The beating heart of the Ons and Ons is guitarist Glenn Morris, sole songwriter and veteran of a thousand pub stages with the Tribesmen and Kings of the Sun. In his spare time Morris leads The Zeroes, a southern Sydney jukebox of ‘80s underground rock.

Carving out an audience playing songs that most of the suburbs have forgotten is one thing but launching a band specialising in something as unfashionable as Guitar Pop is another. Triple Jay will look the other way, of course, but that’s not relevant.That “It’s the Ons and Ons Calling” works is testament to Morris’s songs and the players around him.

Glenn’s brother Brian on drums and original Gurus bassist Clyde Bramley lay down the required rhythm bed so Morris,  rhythmeister Jon Roberts (Barbarellas) and Richard Lane (ex-Stems) can go to work on guitars. Lane adds colouring on keys. Glenn’s economical lead guitar is complemented by his melodic voice and of course he’s written songs to suit.

Lead track “All Over Heavenly (You’re My Everything)” is heralded by some scorched earth guitar and a hook worth bottling.”Long Ride” is unabashed pop rock that probably needed Lane’s keys more prominent in the mix. That omission is corrected on the New Wave-ish “Don’t Tear Me Down” where Glenn’s plaintive vocal straddles a great feel.

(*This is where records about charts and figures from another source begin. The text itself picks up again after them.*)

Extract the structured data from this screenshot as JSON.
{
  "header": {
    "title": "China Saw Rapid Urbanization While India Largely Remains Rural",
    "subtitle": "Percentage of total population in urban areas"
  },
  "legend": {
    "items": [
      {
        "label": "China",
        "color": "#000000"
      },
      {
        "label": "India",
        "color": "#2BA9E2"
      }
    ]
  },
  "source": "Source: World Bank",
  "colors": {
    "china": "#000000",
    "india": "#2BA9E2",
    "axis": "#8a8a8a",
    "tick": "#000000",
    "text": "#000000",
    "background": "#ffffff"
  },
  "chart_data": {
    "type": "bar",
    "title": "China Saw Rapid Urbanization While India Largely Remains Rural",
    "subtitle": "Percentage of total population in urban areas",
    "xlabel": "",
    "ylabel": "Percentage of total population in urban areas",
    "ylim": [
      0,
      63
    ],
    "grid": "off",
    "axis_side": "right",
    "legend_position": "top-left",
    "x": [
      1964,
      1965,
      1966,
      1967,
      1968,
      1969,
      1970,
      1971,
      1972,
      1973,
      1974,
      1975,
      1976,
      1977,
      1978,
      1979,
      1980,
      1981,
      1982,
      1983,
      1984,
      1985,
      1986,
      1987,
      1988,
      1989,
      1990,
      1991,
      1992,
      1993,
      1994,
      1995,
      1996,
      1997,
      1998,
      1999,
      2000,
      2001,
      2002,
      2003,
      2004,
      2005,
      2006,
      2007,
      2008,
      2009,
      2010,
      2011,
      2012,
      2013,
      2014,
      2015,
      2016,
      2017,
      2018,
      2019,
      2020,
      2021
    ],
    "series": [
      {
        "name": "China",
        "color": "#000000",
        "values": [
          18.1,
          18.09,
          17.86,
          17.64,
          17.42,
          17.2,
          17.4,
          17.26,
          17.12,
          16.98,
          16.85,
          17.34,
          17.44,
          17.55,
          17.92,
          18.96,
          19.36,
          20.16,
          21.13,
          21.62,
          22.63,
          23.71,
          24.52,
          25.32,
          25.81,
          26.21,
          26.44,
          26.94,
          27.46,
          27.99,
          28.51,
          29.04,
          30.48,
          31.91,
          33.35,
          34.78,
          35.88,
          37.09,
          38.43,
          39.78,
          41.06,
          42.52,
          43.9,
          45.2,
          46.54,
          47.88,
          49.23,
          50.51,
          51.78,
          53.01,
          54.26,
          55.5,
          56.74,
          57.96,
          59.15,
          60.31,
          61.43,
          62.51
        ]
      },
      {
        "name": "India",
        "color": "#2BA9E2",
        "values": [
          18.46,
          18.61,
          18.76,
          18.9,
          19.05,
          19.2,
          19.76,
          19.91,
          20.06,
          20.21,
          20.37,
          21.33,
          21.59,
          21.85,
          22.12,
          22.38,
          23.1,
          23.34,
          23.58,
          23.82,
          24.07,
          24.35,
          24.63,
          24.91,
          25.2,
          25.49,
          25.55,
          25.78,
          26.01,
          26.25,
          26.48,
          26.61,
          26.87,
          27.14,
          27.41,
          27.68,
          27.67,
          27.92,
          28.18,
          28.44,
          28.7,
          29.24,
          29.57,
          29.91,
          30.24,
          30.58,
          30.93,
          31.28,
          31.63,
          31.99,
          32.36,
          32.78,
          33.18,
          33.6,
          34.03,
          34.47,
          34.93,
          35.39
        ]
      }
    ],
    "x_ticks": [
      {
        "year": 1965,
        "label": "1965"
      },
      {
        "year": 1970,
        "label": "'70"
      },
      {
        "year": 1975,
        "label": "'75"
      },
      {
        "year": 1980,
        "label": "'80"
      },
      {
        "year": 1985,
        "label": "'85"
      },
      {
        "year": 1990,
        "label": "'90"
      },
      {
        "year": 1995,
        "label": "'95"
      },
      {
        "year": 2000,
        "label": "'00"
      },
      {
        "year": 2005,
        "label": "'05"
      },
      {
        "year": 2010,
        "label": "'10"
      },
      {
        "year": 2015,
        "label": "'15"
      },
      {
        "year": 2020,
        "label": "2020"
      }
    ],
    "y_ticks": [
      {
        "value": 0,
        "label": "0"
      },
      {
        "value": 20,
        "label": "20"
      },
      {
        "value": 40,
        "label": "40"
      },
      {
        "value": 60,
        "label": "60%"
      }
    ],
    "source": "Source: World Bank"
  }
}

“Stupid Girl” (not the Stones song) ups the bottom end ante to cross into rock territory but for the most part - on record at least - the On and Ons dwell in the powerpopn space that provided oxygen for a thousand ‘80s bands before grunge and the charge of the major label chequebooks lamentably drove them further underground.

The catchy “Better Not Give Me Grief” is as good a powerpop song as you’ll hear this year or any other. Even Greg Shaw would have been impressed by the cascading melody and “ahhh-ahhhs”. Let your CD player’s repeat button convince you. “Before Our Eyes” also shows Morris’ hook-laden songwriting talents to the max and “Goodbye My Love” isn’t far behind it. "Hard To Say Goodbye" is an appropriately rebgretful closer but it's cut down before it ends properly by a mastering error. 

Production is by Dennis Wilson (of legendary Oz prog rockers Kavas Jute) is transparent with the appropriate light touch. The album’s on Citadel and that’s significant because the label has been undergoing something of a shift. Mostly operating as a heritage imprint, releases by the Ons and Ons, Joeys Coop and Orange Humble Band are putting an increasingly contemporary complexion on the catalogue. Buy this album and help Brother John retire to the Maldives (or at least repair his house’s leaky gutter.)